To say that 2021 was a record year for Wall Street is a bit of an understatement. It was a Category 5 hurricane of money that rained down so hard and so fast that cash was practically flying sideways through the air to just about every trader, broker, and financier who happened to be in the business. (This excludes bond traders, thanks to the Federal Reserve. Maybe this will be your year!) The top six banks raked in $157.6 billion in profit, the most ever for the cohort. And yet, the CEOs atop these banks are all talking about one thing: how much it’s cost them to actually pay their bankers. All told, they spent $177.6 billion last year on their workforce — and that’s before bonuses get doled out, which typically come around January, and are promising to be supersized.
This is an extraordinary sum by really any measure, but Wall Street has a bigger problem: Other people are making more money.

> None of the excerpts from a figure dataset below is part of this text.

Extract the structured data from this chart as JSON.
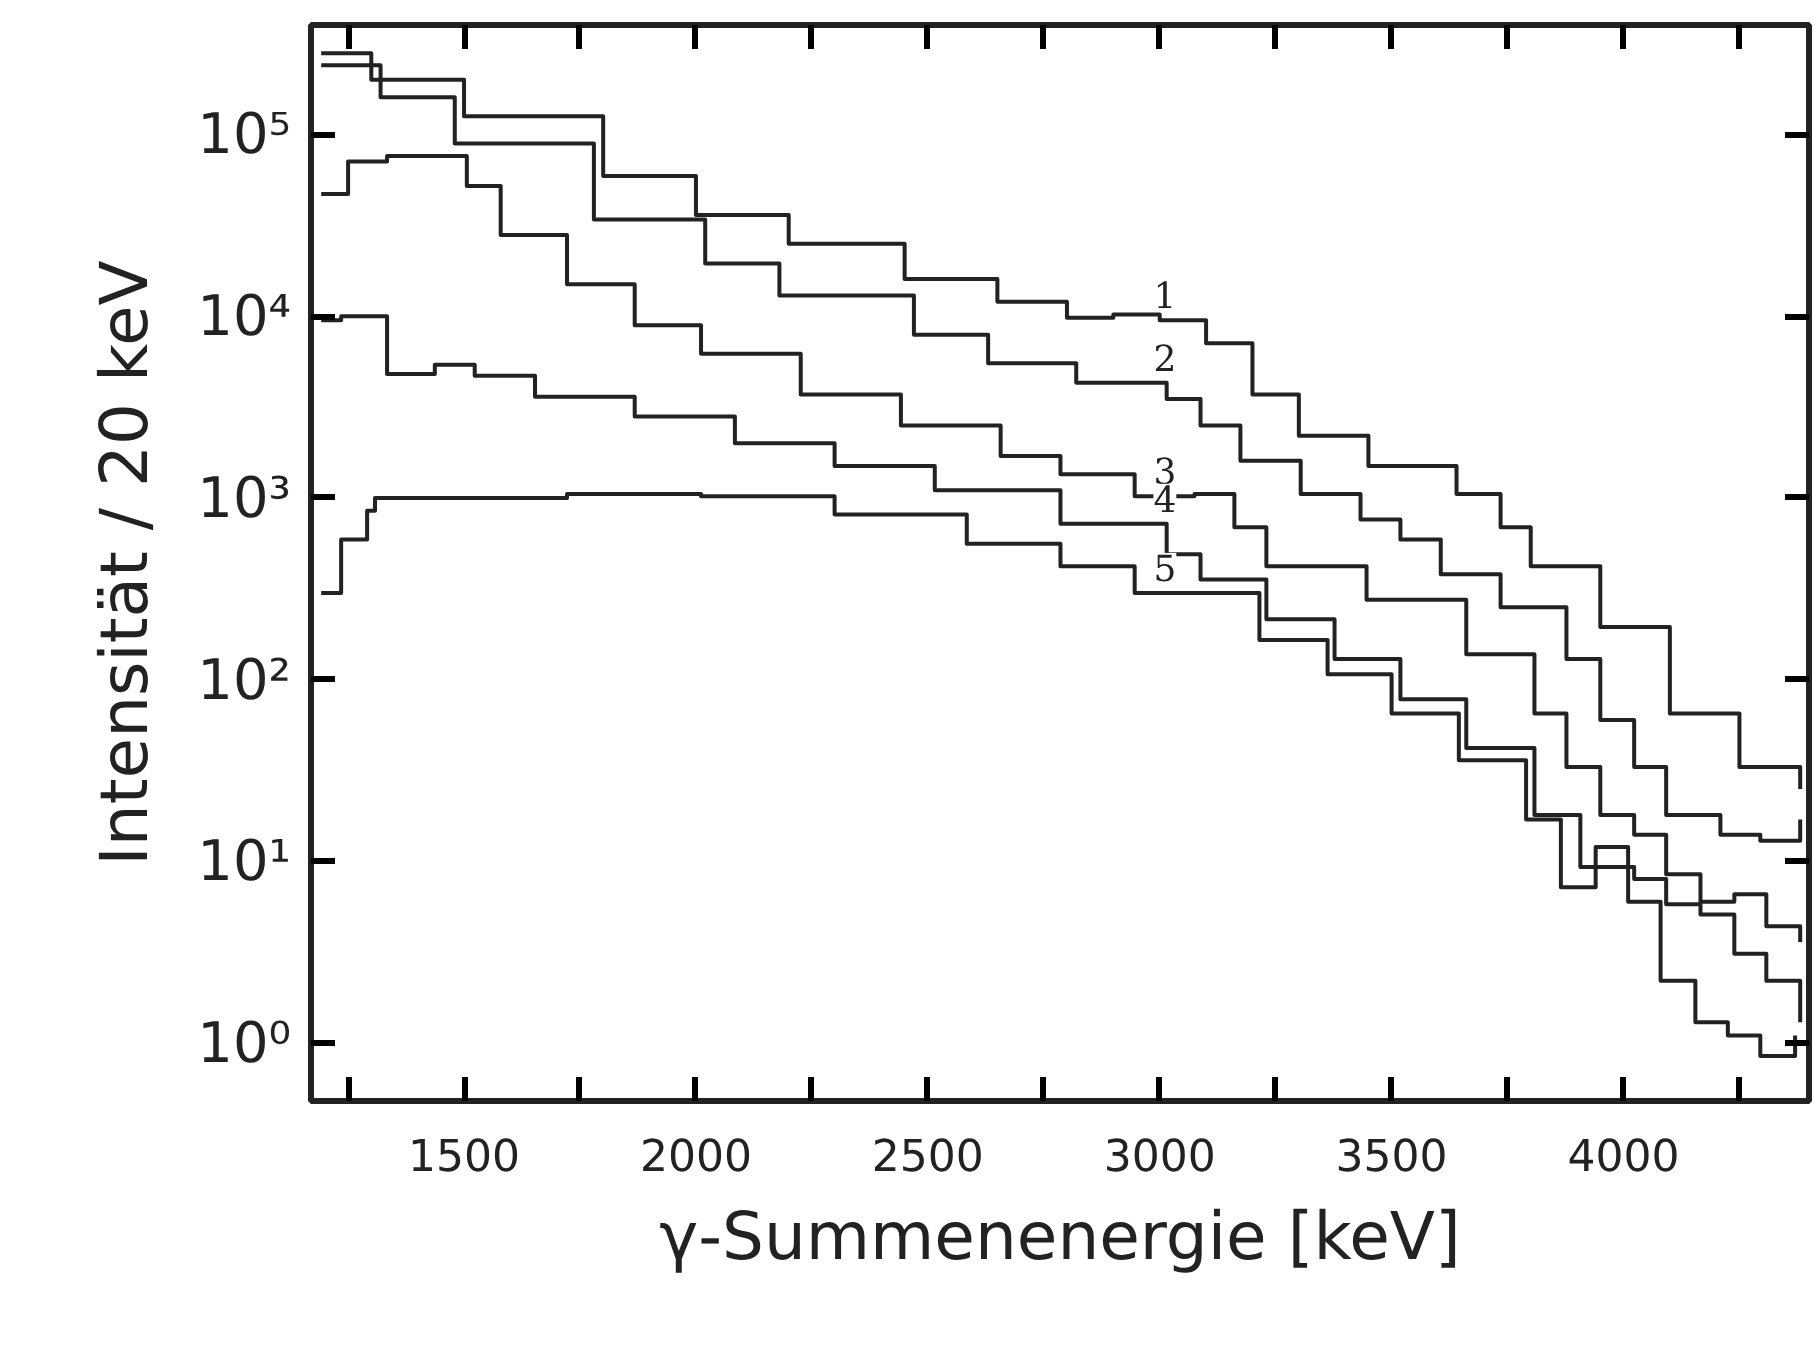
{
  "chart_data": {
    "type": "step",
    "xlabel": "γ-Summenenergie [keV]",
    "ylabel": "Intensität / 20 keV",
    "log": "y",
    "xlim": [
      1170,
      4400
    ],
    "ylim": [
      0.48,
      400000
    ],
    "xticks": [
      {
        "value": 1250,
        "label": null
      },
      1500,
      {
        "value": 1750,
        "label": null
      },
      2000,
      {
        "value": 2250,
        "label": null
      },
      2500,
      {
        "value": 2750,
        "label": null
      },
      3000,
      {
        "value": 3250,
        "label": null
      },
      3500,
      {
        "value": 3750,
        "label": null
      },
      4000,
      {
        "value": 4250,
        "label": null
      }
    ],
    "yticks": [
      {
        "value": 1,
        "label": "10⁰"
      },
      {
        "value": 10,
        "label": "10¹"
      },
      {
        "value": 100,
        "label": "10²"
      },
      {
        "value": 1000,
        "label": "10³"
      },
      {
        "value": 10000,
        "label": "10⁴"
      },
      {
        "value": 100000,
        "label": "10⁵"
      }
    ],
    "series": [
      {
        "name": "1",
        "color": "#222222",
        "x": [
          1192,
          1300,
          1500,
          1800,
          2000,
          2200,
          2450,
          2650,
          2800,
          2900,
          3000,
          3100,
          3200,
          3300,
          3450,
          3640,
          3735,
          3800,
          3950,
          4100,
          4250,
          4381
        ],
        "values": [
          280000,
          200000,
          126000,
          59000,
          36000,
          25000,
          16000,
          12000,
          9800,
          10200,
          9500,
          7100,
          3700,
          2200,
          1500,
          1050,
          690,
          420,
          195,
          65,
          33,
          25
        ]
      },
      {
        "name": "2",
        "color": "#222222",
        "x": [
          1192,
          1320,
          1480,
          1780,
          2020,
          2180,
          2470,
          2630,
          2820,
          2946,
          3015,
          3088,
          3174,
          3304,
          3433,
          3519,
          3606,
          3735,
          3877,
          3950,
          4023,
          4092,
          4209,
          4295,
          4381
        ],
        "values": [
          240000,
          160000,
          89000,
          34000,
          19500,
          13000,
          7900,
          5500,
          4300,
          4300,
          3500,
          2500,
          1600,
          1050,
          760,
          590,
          380,
          250,
          130,
          60,
          33,
          18,
          14,
          13,
          17
        ]
      },
      {
        "name": "3",
        "color": "#222222",
        "x": [
          1192,
          1250,
          1334,
          1506,
          1579,
          1722,
          1868,
          2011,
          2226,
          2442,
          2657,
          2786,
          2946,
          3075,
          3161,
          3230,
          3446,
          3661,
          3808,
          3877,
          3950,
          4023,
          4092,
          4166,
          4239,
          4308,
          4381
        ],
        "values": [
          47000,
          71000,
          76000,
          52000,
          28000,
          15000,
          8900,
          6200,
          3700,
          2500,
          1700,
          1350,
          1020,
          1050,
          690,
          420,
          275,
          138,
          65,
          33,
          18,
          14,
          8.5,
          6,
          6.6,
          4.4,
          3.6
        ]
      },
      {
        "name": "4",
        "color": "#222222",
        "x": [
          1192,
          1235,
          1334,
          1437,
          1523,
          1653,
          1868,
          2084,
          2299,
          2515,
          2786,
          3015,
          3088,
          3230,
          3377,
          3519,
          3661,
          3808,
          3907,
          4023,
          4092,
          4166,
          4239,
          4308,
          4381
        ],
        "values": [
          9500,
          10000,
          4800,
          5400,
          4700,
          3600,
          2800,
          2000,
          1500,
          1100,
          720,
          490,
          355,
          215,
          130,
          78,
          42,
          18,
          9.3,
          8,
          5.8,
          5.1,
          3.1,
          2.2,
          1.3
        ]
      },
      {
        "name": "5",
        "color": "#222222",
        "x": [
          1192,
          1235,
          1291,
          1308,
          1722,
          2011,
          2299,
          2584,
          2786,
          2946,
          3215,
          3362,
          3500,
          3645,
          3790,
          3865,
          3940,
          4010,
          4080,
          4155,
          4225,
          4295,
          4370
        ],
        "values": [
          300,
          590,
          850,
          1000,
          1050,
          1020,
          810,
          560,
          420,
          300,
          165,
          107,
          65,
          36,
          17,
          7.2,
          12,
          6,
          2.2,
          1.3,
          1.1,
          0.85,
          1.1
        ]
      }
    ]
  }
}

Changpeng Zhao, the founder of crypto exchange Binance, is worth about $96 billion, according to Bloomberg — and his company didn’t even exist six years ago. Seemingly every crypto trader, venture capitalist, and private-equity banker has, for years, been making more money and having more fun by working on the frontiers of financial technology and building cool new companies — many of which, like those that are trying to make a decentralized financial system, want to undermine the whole concept of Wall Street altogether. The fact is, banks are not only having to pay their employees more to stay, but they’re in the unenviable position of having to pay customers just to use their products, or to promise that they won’t rip them off that much in overdraft fees. Meanwhile, traders and bankers I’ve talked to are all burning out, exhausted by the huge workloads and drudgery of it all. Goldman Sachs has to give out a special bonus on top of its regular bonus, but only for its top one percent. No wonder more people are going to Citigroup — they let you work from home, at least for now.
In general, it’s just getting more expensive to be a big bank. Here’s Jamie Dimon, the CEO of JPMorgan Chase, the largest U.S. bank by just about every measure: “We’re pretty sure we’ll get to breakeven, but we expect that takes a couple of years,” he said last week during an earnings call with analysts. “We already mentioned some of the tech stuff. We have to do it and there’s a little bit of bubble expense in that. There’s even a little bit of bubble expense in the new headquarters.” The key term is “bubble expense.” To translate, the most powerful bank in the country, run by the most famous financier in the world, does not have the same ability to command prices that it used to — and they need to pay extra just to keep up. Dimon went on to say that rising costs haven’t stopped the bank from doing anything, but refused to provide more details on how long that spending would go on for, which was a red flag to some. Mike Mayo, an influential bank analyst, released a report downgrading the stock — essentially, a signal to sell — because all those high costs came with “less certain back-ended benefits.” He told me that, “as an analyst, the burden is not on me to simply trust even someone as successful as Jamie Dimon and JPMorgan. But the burden is on them to give us more granularity and confidence with their spending for growth.”
In fact, when you look at the numbers — and I really hate to say this — but bankers might actually be underpaid. Last year, employees at the same six banks made $159.1 billion in compensation, while the banks booked $81.8 billion in profits, a far wider margin than this year. (When you exclude Wells Fargo, which had much of its profit wiped out last year because of fines, it’s still not as tight a ratio as 2021.) I know this isn’t a traditional way of looking at efficiency or compensation, but at the end of the day, banks have so far kept more of the fruits of their employees’ labor than they had last year. And while bonuses will certainly shift this, about half of that extra compensation is paid out in stock that vests over years.
Why should anybody care? Wall Street, for all of its squeamish aspects, has become boring. Sure, there are still lucrative mega-deals and you still get more money than just about anyone else on the planet. But the traditional finance industry is one of the most scrutinized in the U.S. following the 2008 financial crisis. The people leaving for tech companies or to get into crypto or private equity — all of which are less regulated, if at all — tend to be attracted to risk-taking. So the risks in the financial system are just moving elsewhere, into regulators’ blind spots, and they’re only getting bigger. The fact is that legislation such as the 2010 Dodd-Frank bill made it harder to be a bank, but it also made the banks bigger. There’s a certain logic to this, since you have to pay people more to deal with all the paperwork of legal and regulatory reviews that are common in banks. If it turns out that people are getting paid more in these new industries, and they’re having more fun, too, then why would anyone stay?